28 May Writing fearlessly
There are lots of things that stop us writing. A common one is fear. How much do we hold ourselves back as writers? What are we most afraid of?
Here are some common responses:
- Rejection
- Condemnation from others
- Being judged
- Putting yourself out there
- Not getting the story right.
Last weekend I heard Cheryl Strayed author of the highly successful travel memoir, Wild, talk about how her work and the issue of self-censorship at the Sydney Writers’ Festival.

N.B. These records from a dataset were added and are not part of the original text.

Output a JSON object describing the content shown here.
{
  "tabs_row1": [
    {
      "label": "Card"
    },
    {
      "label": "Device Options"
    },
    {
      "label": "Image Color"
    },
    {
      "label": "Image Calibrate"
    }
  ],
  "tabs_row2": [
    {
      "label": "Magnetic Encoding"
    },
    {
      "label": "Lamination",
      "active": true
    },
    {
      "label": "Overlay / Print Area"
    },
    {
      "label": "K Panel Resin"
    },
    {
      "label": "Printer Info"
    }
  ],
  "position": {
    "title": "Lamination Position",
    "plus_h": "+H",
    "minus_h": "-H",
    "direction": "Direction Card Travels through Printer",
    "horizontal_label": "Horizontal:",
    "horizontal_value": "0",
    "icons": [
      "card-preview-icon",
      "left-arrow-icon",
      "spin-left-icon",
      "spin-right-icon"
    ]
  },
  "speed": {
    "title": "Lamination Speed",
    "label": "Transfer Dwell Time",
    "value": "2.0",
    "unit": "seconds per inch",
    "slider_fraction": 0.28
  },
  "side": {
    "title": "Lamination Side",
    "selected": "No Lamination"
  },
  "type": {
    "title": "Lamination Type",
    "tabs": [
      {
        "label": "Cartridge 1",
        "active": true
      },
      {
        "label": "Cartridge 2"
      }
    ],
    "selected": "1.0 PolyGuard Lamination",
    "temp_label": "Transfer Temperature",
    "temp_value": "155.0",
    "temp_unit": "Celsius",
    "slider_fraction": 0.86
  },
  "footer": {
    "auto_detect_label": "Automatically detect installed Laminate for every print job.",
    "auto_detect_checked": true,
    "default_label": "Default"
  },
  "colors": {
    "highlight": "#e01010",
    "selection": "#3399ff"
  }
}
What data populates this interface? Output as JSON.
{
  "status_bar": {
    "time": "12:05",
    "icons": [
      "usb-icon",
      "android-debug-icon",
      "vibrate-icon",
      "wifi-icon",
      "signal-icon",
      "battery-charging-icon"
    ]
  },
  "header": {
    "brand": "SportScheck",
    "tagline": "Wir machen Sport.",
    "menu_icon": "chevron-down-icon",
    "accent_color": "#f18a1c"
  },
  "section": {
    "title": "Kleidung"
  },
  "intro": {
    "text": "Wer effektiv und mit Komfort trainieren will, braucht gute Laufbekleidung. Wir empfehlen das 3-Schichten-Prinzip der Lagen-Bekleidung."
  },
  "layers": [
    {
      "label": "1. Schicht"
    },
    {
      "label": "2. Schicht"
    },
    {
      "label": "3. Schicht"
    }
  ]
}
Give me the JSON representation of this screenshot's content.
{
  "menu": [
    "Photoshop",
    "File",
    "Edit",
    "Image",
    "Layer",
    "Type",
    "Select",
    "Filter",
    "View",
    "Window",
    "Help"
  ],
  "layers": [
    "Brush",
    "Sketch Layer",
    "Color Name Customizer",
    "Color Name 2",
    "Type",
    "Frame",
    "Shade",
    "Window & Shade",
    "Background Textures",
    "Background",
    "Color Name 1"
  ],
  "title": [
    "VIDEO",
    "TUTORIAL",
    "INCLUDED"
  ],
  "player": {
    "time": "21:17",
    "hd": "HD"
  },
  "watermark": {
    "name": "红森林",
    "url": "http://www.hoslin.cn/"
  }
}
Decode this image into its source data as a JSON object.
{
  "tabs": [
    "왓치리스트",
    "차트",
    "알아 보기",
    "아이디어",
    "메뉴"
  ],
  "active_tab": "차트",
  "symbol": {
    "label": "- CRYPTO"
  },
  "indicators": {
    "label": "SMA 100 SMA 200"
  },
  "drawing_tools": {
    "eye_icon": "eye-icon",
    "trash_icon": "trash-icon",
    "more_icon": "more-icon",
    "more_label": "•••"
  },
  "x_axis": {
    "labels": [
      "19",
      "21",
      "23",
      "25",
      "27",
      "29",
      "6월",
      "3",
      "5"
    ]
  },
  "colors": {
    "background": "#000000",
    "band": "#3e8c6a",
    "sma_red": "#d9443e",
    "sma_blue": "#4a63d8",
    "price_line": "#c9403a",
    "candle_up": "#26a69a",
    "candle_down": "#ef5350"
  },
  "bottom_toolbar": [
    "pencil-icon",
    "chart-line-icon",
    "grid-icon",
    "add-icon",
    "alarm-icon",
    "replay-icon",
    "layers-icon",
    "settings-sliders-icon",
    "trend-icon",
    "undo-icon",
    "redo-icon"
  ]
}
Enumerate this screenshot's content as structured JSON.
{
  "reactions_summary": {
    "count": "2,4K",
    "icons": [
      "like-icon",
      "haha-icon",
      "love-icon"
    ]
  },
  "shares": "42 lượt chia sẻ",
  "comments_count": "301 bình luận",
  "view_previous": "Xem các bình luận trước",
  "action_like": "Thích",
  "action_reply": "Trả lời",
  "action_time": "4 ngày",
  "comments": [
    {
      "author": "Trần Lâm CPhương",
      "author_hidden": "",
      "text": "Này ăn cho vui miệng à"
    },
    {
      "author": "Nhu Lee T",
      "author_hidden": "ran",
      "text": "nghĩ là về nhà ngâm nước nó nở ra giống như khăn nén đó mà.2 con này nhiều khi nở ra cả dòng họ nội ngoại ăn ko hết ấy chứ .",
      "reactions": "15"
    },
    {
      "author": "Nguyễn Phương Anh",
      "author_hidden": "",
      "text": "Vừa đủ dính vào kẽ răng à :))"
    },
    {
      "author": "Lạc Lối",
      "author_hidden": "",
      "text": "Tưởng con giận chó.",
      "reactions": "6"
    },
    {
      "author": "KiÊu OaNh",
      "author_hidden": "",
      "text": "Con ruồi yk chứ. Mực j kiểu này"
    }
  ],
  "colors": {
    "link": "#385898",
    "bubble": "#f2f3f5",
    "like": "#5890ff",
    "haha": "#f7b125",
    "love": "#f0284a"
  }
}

Strayed is well known in America for her ‘Dear Sugar’ advice column for online literary magazine The Rumpus. When her second book Wild: From Lost to Found on the Pacific Crest Trail was published in 2012, it quickly went on to New York Times Best Seller list, reducing the critic to tears, to ‘puddle-eyed cretinism’. It was selected for the new digital Oprah Book Club 2.0 and Reese Witherspoon optioned the book as a film.
Wild is about how the young Strayed walked 1,770 km along the Pacific Crest Trail from Mexico to Canada in 1995. Her mother had died aged 45 and Strayed’s life was imploding. She was using heroin, drinking a lot and her marriage had broken down. Her decision to go on this enormous trek, carrying a ludicrously heavy backpack was her way to get lost in order to find herself.
‘In the course of my grief, I self-destructed,’ she said. ‘I went on this walk and met no-one for the first eight days. I lost six toenails. My boots didn’t fit.’
Writers often ask me if their journey from ten years ago is still relevant today. Wild is proof that it can be relevant, but it’s all in the telling of the story.
Strayed didn’t plan to write a book about her epic journey. Then, in 2008, she started writing an essay about the trek and that became the book.
She said that she wouldn’t let herself give into the fear when she was trekking nor when she was writing. ‘Fear begets fear.’
As a writer, Strayed believes, ‘Your task is to reveal as much as you can and go as deep as you are prepared to go. The purpose of literature is to illuminate humanity. Take risks. Be brave. Write fearlessly. Be afraid. Only pull yourself back because the story does not require it, not because you are frightened to write it.’